Merhabalar Değerli Hocalarım,
Geçen Cuma teslim aldığım 1.6 TDI Midline aracımla ilgili 600 km’lik deneyimleri paylaşmak istiyorum.
En baştan şunu belirtmek isterim, forumdaki üstatlar kadar teknik konular hakkında pek bilgi sahibi değilim (üstatlarında maşallahı var yani) ama sadece kendi gözlemlerinden, hissettiklerimden, Golf ile nacizane düşüncelerimden bahsetmek isterim.
Dedim ya otomobiller hakkında teknik bilgim azdır. Otomobilden beklentilerim; yakıtı makul olsun cebimi yakmasın, güvenli ve de konforlu olsun ki malumunuz hepimiz en değerli varlıklarımız olan ailemizi taşıdığımız için canımızı yakmasın ve de sağlam olsun ki zırt pırt arıza çıkarıp asabımı bozmasın.
Satın alma süreci ile başlarsak; Doğuş Oto’ya gitmeden önce, internet ortamında ve de duyduklarımdan hareketle VW satıcılarının kötü şöhreti hepimiz tarafından malum. Ama ne hikmetse bayide ne ilgisizlik, ne fiyatta indirim yapılmaması, ne de araç yok gibi bir durum ile karşılaşmadım. Demek ki bayağı kısmetli adammışım.
Dış tasarım, bence bu çok göreceli bir kavram. Birimiz far şeklini beğenmeyiz, birimiz iç dizayndan şikayet ederiz vs… Ama Golf’ü olup ta ‘’hangimiz sevmedik çılgınlar gibi’’ demeyende yoktur hani. Herkes her tasarımı beğenmeyebilir ama bence önemli olan nokta bir aracın tasarım anlamında istikralı olmasıdır. Bir çok markada görüyoruz makyajda bile bir öncekine göre dehşet farklar var, yeni nesiller arasındaki farklar zaten korkunç. Demem o ki bir önceki hatta iki üç nesil önceki araca bakınca evet bu Golf diyebiliyor insan. Düşünsenize bir dünya para veriyorsunuz bir makyaj, sizin araba oldu başka bir şey makyajlı araba bambaşka bir şey.

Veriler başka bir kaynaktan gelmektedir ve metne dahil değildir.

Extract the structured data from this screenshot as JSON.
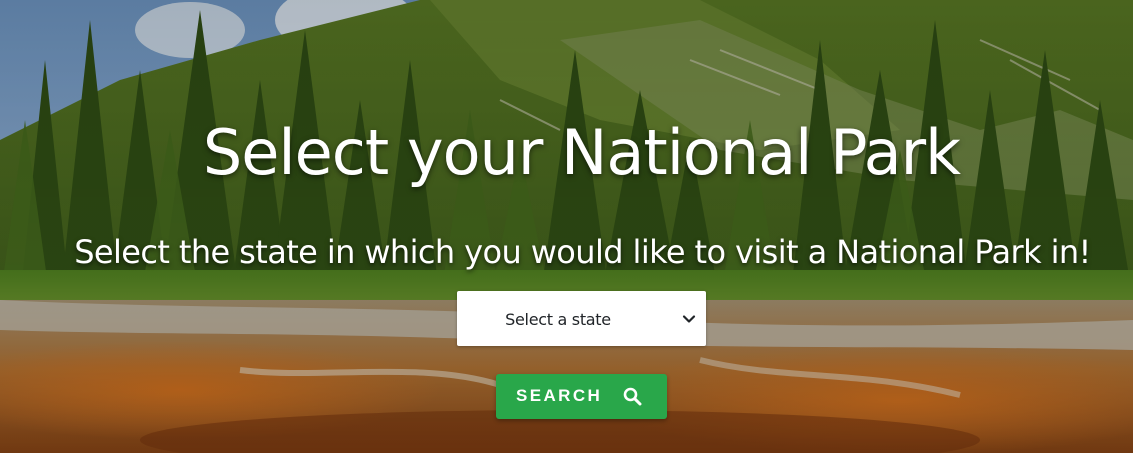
{
  "hero": {
    "title": "Select your National Park",
    "subtitle": "Select the state in which you would like to visit a National Park in!",
    "state_select": {
      "selected": "Select a state",
      "icon": "chevron-down-icon"
    },
    "search_button": {
      "label": "SEARCH",
      "icon": "search-icon"
    }
  },
  "colors": {
    "button": "#29a74a",
    "title_text": "#ffffff",
    "select_bg": "#ffffff"
  }
}
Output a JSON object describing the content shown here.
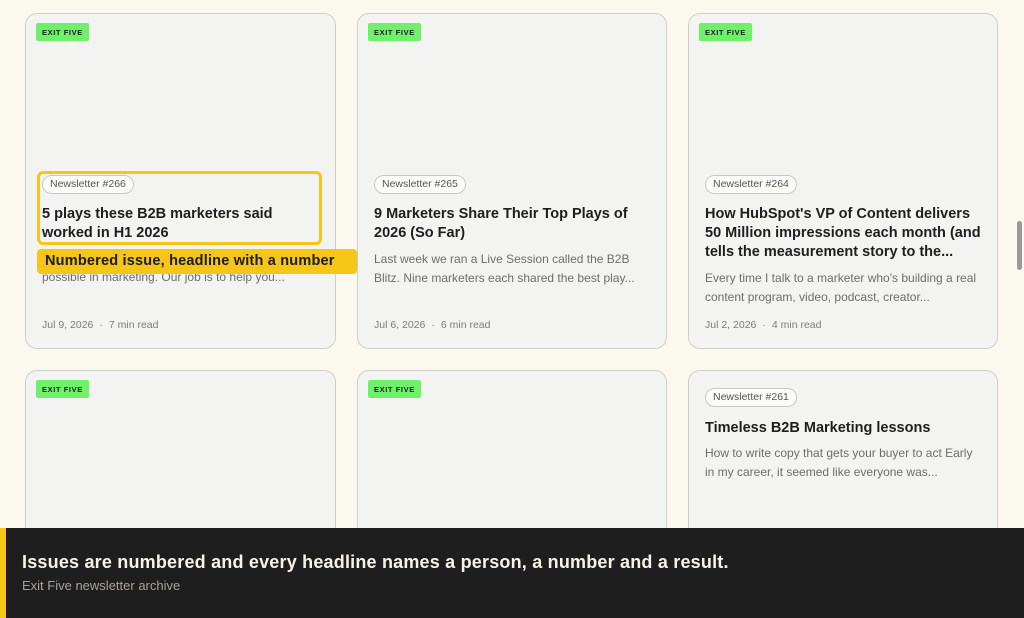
{
  "cards": [
    {
      "tag": "EXIT FIVE",
      "badge": "Newsletter #266",
      "title_lines": [
        "5 plays these B2B marketers said",
        "worked in H1 2026"
      ],
      "excerpt_lines": [
        "possible in marketing. Our job is to help you..."
      ],
      "date": "Jul 9, 2026",
      "read": "7 min read"
    },
    {
      "tag": "EXIT FIVE",
      "badge": "Newsletter #265",
      "title_lines": [
        "9 Marketers Share Their Top Plays of",
        "2026 (So Far)"
      ],
      "excerpt_lines": [
        "Last week we ran a Live Session called the B2B",
        "Blitz. Nine marketers each shared the best play..."
      ],
      "date": "Jul 6, 2026",
      "read": "6 min read"
    },
    {
      "tag": "EXIT FIVE",
      "badge": "Newsletter #264",
      "title_lines": [
        "How HubSpot's VP of Content delivers",
        "50 Million impressions each month (and",
        "tells the measurement story to the..."
      ],
      "excerpt_lines": [
        "Every time I talk to a marketer who's building a real",
        "content program, video, podcast, creator..."
      ],
      "date": "Jul 2, 2026",
      "read": "4 min read"
    },
    {
      "tag": "EXIT FIVE"
    },
    {
      "tag": "EXIT FIVE"
    },
    {
      "badge": "Newsletter #261",
      "title_lines": [
        "Timeless B2B Marketing lessons"
      ],
      "excerpt_lines": [
        "How to write copy that gets your buyer to act Early",
        "in my career, it seemed like everyone was..."
      ]
    }
  ],
  "callout": "Numbered issue, headline with a number",
  "banner": {
    "title": "Issues are numbered and every headline names a person, a number and a result.",
    "subtitle": "Exit Five newsletter archive"
  },
  "colors": {
    "background": "#fbf9ef",
    "tag_green": "#6ff06b",
    "highlight_yellow": "#f5c518",
    "banner_dark": "#1e1e1e"
  }
}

İç tasarıma gelince, bence kalite hissini, bu araç üzerinde ne kadar kafa patlatıldığını, detaylar üzerinde ne kadar çok çalışıldığını anlıyorsunuz. En basit anlamda bile sanki çeyiz sandığındaki yastık gibi torpido gözünün kadifemsi bir malzeme ile kaplanmış olması, aracımın en baz model olsa da arka koltukların yanal desteklerinin de ihmal edilmeyip buraya da insan oturacak diye düşünülmesi bile çok güzel. Kapıların tokluğu, dizel olmasında rağmen çok ses almaması, bozuk yollarda böbrek taşlarınızın düşmesine yardımı dokunamaması gibi detaylar var. Ön konsola gelince çok fonksiyonlu direksiyon olmamasına üzülmüştüm ama ekran hafif sürücüye doğru eğimli olduğu için paneli kontrol etmek çok kolay. Yalnız yol bilgisayarı da cidden bilgisayar, sizi araç ile ilgili hikayeden bilgiler sunmuyor. Bagaj makul seviyede malum arkasına römork takılsa yetmeyince o da yetmez. Burada da bence çok önemli bir detay da ilk yardım çantası içinde reflektör özellikli yelek olması, canım bunda ne var diyebilirseniz. Bundan önceki aracımla gecenin üçünde otobanda kalınca, arabada uyuyan bebek olunca arkadan gelen araçları uyarmak için o kadar çaresiz duruma düşüyorsunuz ki anlatamam. Yani bu aracı yapan mühendisler sizi hem araç içinde hem de araç dışında iken düşünmüşler.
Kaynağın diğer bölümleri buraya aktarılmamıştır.